A Ti-doped γ-Fe2O3/SDS nano-photocatalyst as an efficient adsorbent for removal of methylene blue from aqueous solutions.

Synthetic dyes are among the most important environmental pollutants in wastewaters. Consequently, elimination of the synthetic dyes from wastewaters using non-toxic materials and eco-friendly technologies has been of considerable interests. In this study, magnetically separable Ti-doped γ-Fe2O3 photocatalysts were synthesized for the removal of methylene blue (MB) from a dye-contaminated aqueous solution (as a model of dye-polluted wastewaters). Compared to the pristine γ-Fe2O3, the 1.78 v% Ti-doped γ-Fe2O3 significantly increased the adsorption of MB by 57% in the dark condition as a result of the improved BET surface area in this photocatalyst. Moreover, the contact time required for the photocatalytic degradation of MB by the 1.78 v% Ti-doped γ-Fe2O3 decreased due to the higher concentration of charge carriers in this photocatalyst than that of the pristine γ-Fe2O3. The effect of different experimental parameters on the adsorption property and photocatalytic activity of the 1.78 v% Ti-doped γ-Fe2O3 photocatalyst showed that the solution pH had a remarkable influence on the removal performance of this photocatalyst.
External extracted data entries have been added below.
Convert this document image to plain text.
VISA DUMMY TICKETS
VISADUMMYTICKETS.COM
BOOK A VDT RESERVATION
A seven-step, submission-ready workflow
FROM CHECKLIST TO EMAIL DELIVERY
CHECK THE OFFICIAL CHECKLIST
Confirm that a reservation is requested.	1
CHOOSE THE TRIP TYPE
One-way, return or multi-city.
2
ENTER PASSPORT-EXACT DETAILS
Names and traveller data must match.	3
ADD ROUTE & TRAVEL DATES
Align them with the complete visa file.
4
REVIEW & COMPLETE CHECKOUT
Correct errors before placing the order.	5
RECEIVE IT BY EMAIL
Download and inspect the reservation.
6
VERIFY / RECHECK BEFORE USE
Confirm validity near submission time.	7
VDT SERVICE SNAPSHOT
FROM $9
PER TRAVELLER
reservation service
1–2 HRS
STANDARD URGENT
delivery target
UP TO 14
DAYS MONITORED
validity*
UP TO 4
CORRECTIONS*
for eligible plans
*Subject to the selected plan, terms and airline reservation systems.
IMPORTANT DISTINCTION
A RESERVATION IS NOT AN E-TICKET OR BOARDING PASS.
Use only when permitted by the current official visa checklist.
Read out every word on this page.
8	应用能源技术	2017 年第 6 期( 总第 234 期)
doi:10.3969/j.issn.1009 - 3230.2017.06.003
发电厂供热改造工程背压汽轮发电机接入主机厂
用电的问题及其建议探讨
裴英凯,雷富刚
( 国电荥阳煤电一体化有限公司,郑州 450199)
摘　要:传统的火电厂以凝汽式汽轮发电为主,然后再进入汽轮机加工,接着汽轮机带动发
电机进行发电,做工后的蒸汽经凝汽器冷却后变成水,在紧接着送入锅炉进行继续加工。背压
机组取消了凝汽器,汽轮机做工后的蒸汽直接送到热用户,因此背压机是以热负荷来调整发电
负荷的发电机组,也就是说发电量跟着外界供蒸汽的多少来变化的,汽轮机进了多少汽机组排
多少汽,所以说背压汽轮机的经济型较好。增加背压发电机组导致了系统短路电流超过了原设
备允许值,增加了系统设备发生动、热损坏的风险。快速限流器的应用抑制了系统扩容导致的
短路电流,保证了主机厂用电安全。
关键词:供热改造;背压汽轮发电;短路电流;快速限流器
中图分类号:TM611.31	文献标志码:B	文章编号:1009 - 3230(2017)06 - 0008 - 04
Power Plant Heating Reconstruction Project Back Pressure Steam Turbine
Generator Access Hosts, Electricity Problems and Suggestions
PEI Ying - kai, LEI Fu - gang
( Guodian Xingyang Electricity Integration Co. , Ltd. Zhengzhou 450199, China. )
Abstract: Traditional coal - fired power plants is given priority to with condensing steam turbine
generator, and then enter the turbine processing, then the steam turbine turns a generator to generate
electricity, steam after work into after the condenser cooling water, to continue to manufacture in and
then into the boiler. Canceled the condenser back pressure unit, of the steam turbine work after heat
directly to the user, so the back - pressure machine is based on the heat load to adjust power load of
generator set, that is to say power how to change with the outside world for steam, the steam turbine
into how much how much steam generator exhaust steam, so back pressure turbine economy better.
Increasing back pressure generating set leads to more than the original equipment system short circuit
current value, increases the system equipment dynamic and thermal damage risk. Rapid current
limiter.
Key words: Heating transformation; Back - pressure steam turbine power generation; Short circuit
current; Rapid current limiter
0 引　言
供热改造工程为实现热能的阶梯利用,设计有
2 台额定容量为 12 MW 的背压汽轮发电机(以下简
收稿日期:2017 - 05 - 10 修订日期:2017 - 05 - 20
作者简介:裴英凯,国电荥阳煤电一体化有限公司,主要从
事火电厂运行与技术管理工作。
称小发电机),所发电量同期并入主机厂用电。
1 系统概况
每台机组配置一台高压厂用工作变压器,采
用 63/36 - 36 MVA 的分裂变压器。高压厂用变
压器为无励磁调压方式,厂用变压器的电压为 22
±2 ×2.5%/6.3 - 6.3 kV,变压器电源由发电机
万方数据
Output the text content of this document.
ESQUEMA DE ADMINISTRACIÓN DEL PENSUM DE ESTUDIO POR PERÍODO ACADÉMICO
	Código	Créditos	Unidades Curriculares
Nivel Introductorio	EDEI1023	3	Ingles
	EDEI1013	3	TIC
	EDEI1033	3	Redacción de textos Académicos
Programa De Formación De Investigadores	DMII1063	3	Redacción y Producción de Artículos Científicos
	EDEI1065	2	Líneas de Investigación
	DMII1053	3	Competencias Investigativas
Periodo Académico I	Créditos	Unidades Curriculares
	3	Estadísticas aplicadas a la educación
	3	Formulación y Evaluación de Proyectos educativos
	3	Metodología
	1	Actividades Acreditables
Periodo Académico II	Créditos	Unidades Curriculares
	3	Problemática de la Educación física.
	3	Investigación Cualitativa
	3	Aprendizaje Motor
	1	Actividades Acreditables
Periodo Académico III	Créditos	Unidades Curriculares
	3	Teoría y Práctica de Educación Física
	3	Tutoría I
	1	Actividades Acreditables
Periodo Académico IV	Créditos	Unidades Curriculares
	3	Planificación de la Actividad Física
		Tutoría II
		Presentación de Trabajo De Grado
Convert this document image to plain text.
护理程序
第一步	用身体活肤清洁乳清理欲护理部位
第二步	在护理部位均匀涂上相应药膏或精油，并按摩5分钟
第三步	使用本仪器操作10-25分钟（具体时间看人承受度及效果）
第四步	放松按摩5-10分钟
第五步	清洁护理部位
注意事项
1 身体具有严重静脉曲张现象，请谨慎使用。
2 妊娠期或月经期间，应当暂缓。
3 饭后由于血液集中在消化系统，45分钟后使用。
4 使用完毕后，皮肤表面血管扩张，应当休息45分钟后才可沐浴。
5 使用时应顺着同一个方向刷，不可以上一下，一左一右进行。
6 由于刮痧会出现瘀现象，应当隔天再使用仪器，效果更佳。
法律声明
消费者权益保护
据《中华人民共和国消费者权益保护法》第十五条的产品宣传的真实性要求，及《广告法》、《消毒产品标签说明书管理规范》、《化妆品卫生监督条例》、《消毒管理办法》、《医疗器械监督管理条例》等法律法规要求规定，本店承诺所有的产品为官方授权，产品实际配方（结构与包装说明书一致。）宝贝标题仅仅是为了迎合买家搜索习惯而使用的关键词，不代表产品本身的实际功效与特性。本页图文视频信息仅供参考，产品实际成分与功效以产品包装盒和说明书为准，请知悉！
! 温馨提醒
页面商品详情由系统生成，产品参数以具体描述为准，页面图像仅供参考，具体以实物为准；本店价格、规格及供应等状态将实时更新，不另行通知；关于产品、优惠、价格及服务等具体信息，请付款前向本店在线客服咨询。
Surface treatment of the 1.78 v% Ti-doped γ-Fe2O3 with sodium dodecyl sulfate (SDS) resulted in the formation of a negatively charged Ti-doped γ-Fe2O3/SDS photocatalyst, which showed a higher tendency for the adsorption and removal of MB than the untreated photocatalyst. Moreover, the MB removal efficiency of this photocatalyst was among the best performances that have been reported for the γ-Fe2O3-based photocatalysts. The synthesized photocatalysts were characterized by various techniques, and a plausible mechanism for the removal of MB from aqueous solutions by the Ti-doped γ-Fe2O3/SDS photocatalyst was purposed.